Michael Scholnick, Gary Lenhart, and I lived in a tenement on East 12th Street between First Avenue and Avenue A. Other poets had preceded us there. The building had an elderly woman owner who was not a good manager. She was likely out of her mind. We had no heat or hot water for two very cold winters. We didn’t know to be outraged. We assumed that was part of our training for being poets. The three of us were together a lot. We went to the Poetry Project and to the Nuyorican Poets Cafe in its early days on East 6th Street. Michael had had Miguel Algarin as a teacher at Rutgers, so we were welcomed there and encouraged to get up and read our poems. Mostly we listened. It was a place to hang out.
The tradition of small press publishing emboldened us to publish our poems ourselves. The Poetry Project had a mimeo machine, which had been in service to the poetry community for years. But by the time we got Mag City going in 1977, offset printing was cheap enough, and then the Xerox copier became available.
Michael came up with the name Mag City . We asked our comrades for their poems. There weren’t a lot of other venues that were available. From the beginning, our idea was to publish hefty chunks of work, as no other magazines were doing that. We wanted to read the stuff. At a typical meeting, we’d read each poem aloud and come to a consensus on what to include or exclude. There were never any arguments. If one of us believed strongly enough in a work, the others usually trusted enough to defer. We drew from the locals and sent off letters to others whose work we admired.
The work printed in the 14 issues of Mag City (spanning 1977-85) is too diverse to classify with an umbrella label. It’s mostly confessional and personal. The work is decidedly unacademic, meaning the poems’ emphasis is content, not form, leaving rough edges, all the more for impact. If the work wasn’t always politically engaged, it offered reactions and responses to the malaise in this country. We were weathering a decade of Republican leadership that was contemptuous of free expression, individual peculiarities, social justice, and fun. The poems were often chatty and attempted to be accessible and entertaining by discoursing in common speech. They celebrated the common, daily, and immediate.

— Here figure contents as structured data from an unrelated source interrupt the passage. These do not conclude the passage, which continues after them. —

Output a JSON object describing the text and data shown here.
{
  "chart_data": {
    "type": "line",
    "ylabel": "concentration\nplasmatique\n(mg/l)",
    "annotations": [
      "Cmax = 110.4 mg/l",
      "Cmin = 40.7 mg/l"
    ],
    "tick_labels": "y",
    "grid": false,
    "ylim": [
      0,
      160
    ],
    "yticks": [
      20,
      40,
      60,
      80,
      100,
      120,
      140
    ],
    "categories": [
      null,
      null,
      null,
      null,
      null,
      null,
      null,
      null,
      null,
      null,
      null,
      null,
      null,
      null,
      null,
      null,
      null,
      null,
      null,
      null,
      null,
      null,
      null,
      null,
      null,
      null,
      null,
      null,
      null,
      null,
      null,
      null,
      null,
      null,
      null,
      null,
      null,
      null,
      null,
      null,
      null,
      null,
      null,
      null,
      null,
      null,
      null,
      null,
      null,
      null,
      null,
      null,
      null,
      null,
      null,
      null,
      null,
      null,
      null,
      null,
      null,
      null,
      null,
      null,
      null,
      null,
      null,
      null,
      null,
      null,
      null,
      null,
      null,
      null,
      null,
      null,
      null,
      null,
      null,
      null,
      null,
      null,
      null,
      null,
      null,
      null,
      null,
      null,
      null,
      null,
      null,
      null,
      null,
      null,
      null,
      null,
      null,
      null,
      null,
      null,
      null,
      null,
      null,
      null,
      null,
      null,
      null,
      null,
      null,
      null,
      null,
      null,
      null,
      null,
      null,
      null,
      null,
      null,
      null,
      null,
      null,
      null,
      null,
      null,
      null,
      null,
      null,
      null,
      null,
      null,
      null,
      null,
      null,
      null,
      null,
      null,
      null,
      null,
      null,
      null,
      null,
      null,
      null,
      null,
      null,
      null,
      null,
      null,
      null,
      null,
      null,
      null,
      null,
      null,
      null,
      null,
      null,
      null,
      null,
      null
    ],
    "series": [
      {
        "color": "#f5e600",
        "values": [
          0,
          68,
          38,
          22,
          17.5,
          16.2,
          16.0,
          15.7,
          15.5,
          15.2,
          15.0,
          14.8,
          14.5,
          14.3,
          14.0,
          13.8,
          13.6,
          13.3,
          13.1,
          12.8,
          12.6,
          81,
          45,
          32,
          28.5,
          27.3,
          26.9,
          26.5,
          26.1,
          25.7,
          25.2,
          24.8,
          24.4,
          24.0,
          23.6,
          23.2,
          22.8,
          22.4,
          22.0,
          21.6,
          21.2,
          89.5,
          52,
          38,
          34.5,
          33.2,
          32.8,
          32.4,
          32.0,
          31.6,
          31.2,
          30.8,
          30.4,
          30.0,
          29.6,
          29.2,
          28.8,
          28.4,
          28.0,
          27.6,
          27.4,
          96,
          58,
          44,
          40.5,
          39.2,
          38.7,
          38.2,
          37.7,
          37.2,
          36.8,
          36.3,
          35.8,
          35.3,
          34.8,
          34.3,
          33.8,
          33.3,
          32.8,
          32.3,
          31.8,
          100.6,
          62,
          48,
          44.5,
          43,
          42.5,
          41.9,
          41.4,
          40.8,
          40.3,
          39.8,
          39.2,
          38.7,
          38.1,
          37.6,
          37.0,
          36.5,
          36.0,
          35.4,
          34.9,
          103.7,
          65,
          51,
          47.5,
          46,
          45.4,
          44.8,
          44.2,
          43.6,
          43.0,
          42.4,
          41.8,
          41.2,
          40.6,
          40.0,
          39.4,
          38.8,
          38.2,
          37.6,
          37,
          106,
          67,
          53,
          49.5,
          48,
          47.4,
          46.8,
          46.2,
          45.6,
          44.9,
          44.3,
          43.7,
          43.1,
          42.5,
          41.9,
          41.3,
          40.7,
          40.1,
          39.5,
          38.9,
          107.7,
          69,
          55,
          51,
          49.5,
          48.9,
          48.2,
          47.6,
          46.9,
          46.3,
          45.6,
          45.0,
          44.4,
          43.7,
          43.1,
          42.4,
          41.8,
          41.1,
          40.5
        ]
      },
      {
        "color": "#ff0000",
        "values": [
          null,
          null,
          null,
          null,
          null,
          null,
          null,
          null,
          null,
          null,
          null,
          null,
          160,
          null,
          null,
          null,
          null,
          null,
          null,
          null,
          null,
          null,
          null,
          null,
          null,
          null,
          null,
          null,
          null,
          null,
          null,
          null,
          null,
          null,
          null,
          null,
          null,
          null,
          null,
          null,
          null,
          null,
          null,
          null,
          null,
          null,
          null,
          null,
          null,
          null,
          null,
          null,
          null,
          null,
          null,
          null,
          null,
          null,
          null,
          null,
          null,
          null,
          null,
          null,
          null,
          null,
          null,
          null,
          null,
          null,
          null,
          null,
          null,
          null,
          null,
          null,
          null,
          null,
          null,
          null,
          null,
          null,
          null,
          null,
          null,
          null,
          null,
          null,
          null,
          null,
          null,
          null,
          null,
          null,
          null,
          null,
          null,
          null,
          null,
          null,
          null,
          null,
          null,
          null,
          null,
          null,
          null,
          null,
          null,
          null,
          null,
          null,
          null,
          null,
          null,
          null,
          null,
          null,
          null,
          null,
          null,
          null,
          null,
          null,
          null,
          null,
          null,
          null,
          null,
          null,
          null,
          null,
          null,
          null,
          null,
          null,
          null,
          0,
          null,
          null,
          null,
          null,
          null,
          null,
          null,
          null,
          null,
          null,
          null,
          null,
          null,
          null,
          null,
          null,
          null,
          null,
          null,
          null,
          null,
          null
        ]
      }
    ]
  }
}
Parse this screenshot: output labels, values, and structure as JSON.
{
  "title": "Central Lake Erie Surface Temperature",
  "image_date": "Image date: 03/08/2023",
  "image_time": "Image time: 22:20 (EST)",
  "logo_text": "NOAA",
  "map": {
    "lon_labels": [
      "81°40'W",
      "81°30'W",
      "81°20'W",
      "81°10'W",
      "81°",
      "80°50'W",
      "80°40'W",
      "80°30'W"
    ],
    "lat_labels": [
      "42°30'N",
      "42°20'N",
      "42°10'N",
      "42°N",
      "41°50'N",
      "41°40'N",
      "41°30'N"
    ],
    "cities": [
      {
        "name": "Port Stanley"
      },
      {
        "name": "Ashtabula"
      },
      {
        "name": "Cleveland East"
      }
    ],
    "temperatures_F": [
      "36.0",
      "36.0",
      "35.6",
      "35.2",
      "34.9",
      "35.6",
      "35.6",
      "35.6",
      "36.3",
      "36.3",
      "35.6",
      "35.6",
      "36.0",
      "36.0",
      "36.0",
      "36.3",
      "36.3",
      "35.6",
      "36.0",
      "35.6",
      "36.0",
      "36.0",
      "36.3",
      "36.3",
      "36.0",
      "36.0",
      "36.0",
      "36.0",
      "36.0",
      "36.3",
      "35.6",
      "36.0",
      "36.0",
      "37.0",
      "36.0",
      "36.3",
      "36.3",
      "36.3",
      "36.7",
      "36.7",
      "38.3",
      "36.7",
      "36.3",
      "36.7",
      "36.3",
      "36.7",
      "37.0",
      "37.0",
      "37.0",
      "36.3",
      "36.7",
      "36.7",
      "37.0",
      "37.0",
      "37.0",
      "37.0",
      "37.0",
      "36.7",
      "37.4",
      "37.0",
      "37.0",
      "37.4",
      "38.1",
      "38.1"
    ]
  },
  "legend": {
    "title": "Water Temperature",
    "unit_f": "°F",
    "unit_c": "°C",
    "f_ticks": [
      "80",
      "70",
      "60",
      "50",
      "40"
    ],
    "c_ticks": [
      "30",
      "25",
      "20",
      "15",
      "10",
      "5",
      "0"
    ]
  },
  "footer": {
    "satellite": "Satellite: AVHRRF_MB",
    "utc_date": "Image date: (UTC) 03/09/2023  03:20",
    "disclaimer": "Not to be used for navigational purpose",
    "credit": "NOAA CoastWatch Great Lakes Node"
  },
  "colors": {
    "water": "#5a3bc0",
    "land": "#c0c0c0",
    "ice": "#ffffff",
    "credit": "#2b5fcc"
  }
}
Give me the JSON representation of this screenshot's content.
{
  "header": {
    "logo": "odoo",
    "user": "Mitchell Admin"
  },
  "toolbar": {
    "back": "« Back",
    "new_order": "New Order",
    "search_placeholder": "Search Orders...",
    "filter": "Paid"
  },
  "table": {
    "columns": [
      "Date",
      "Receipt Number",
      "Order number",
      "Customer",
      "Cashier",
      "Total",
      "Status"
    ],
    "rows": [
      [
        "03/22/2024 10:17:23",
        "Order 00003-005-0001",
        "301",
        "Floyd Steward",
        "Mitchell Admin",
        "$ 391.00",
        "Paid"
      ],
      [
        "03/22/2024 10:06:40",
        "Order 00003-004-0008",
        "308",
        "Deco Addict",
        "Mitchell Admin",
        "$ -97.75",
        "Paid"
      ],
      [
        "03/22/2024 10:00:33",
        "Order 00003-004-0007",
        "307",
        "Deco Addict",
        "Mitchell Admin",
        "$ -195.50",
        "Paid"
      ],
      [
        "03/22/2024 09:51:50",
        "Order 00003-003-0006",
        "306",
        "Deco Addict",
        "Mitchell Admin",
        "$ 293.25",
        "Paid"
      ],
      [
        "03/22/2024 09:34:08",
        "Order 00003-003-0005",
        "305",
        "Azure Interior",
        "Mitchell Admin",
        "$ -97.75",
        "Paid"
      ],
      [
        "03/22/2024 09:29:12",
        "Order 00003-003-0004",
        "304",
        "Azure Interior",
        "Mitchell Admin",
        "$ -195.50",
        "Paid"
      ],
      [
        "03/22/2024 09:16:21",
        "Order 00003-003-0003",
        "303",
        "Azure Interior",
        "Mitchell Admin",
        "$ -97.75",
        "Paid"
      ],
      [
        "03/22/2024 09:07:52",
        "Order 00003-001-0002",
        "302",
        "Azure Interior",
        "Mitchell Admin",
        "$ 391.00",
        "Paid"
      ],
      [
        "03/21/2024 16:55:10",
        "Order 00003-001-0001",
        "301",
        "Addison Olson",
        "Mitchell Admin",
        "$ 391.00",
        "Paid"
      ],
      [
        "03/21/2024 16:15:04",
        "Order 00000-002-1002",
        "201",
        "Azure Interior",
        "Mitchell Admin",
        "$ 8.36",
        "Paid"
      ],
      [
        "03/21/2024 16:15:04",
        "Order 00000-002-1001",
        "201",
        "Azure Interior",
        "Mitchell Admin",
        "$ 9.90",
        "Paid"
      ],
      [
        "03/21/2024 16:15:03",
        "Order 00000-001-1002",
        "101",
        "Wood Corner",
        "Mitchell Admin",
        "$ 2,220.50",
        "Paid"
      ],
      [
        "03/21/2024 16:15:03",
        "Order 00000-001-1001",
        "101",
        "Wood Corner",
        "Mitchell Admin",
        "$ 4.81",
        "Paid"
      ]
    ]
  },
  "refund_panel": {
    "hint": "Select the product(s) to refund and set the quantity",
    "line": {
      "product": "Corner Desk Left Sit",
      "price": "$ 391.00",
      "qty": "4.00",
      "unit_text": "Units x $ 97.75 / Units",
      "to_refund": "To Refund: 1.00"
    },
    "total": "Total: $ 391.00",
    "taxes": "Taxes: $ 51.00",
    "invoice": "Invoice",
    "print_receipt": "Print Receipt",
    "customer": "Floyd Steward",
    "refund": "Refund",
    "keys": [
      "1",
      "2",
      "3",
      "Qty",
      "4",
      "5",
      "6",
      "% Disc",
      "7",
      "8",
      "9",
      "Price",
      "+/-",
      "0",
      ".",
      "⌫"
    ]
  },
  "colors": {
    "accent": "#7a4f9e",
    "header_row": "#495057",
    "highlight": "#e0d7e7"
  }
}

We were honored to publish Allen Ginsberg, Edwin Denby, Rudy Burckhardt, Ted Berrigan, Alice Notley, Ed Sanders, James Schuyler, Ron Padgett, and Bonnie Bremser in our pages. Publishing precedents were Lewis Warsh and Anne Waldman’s Angel Hair press, Ted Berrigan’s C Press, Ed Sanders’ Fuck You! A Magazine of the Arts, Larry Fagin’s Adventures in Poetry books, and Lewis Warsh and Bernadette Mayer’s United Artists magazine and books. Among our local friends similar delights were on offer: Simon Schuchat’s 432 Review; Eileen Myles’ Dodgems and the one-shot Ladies Museum; Elinor Nauen, Maggie Dubris and Rachel Walling’s KOFF magazine; Jeff Wright’s Hard Press poetry postcard series; Tom Savage’s Ghandhabba; and Tom Weigel’s Tangerine magazine and anthologies. And, from Chicago, Out There, edited by Rose Lesniak, Barbara Barg and Joel Chassler.
– Greg Masters, from A Secret Location on the Lower East Side: Adventures in Writing, 1960-80, edited by Steven Clay and Rodney Phillips, The New York Public Library and Granary Books, 1998.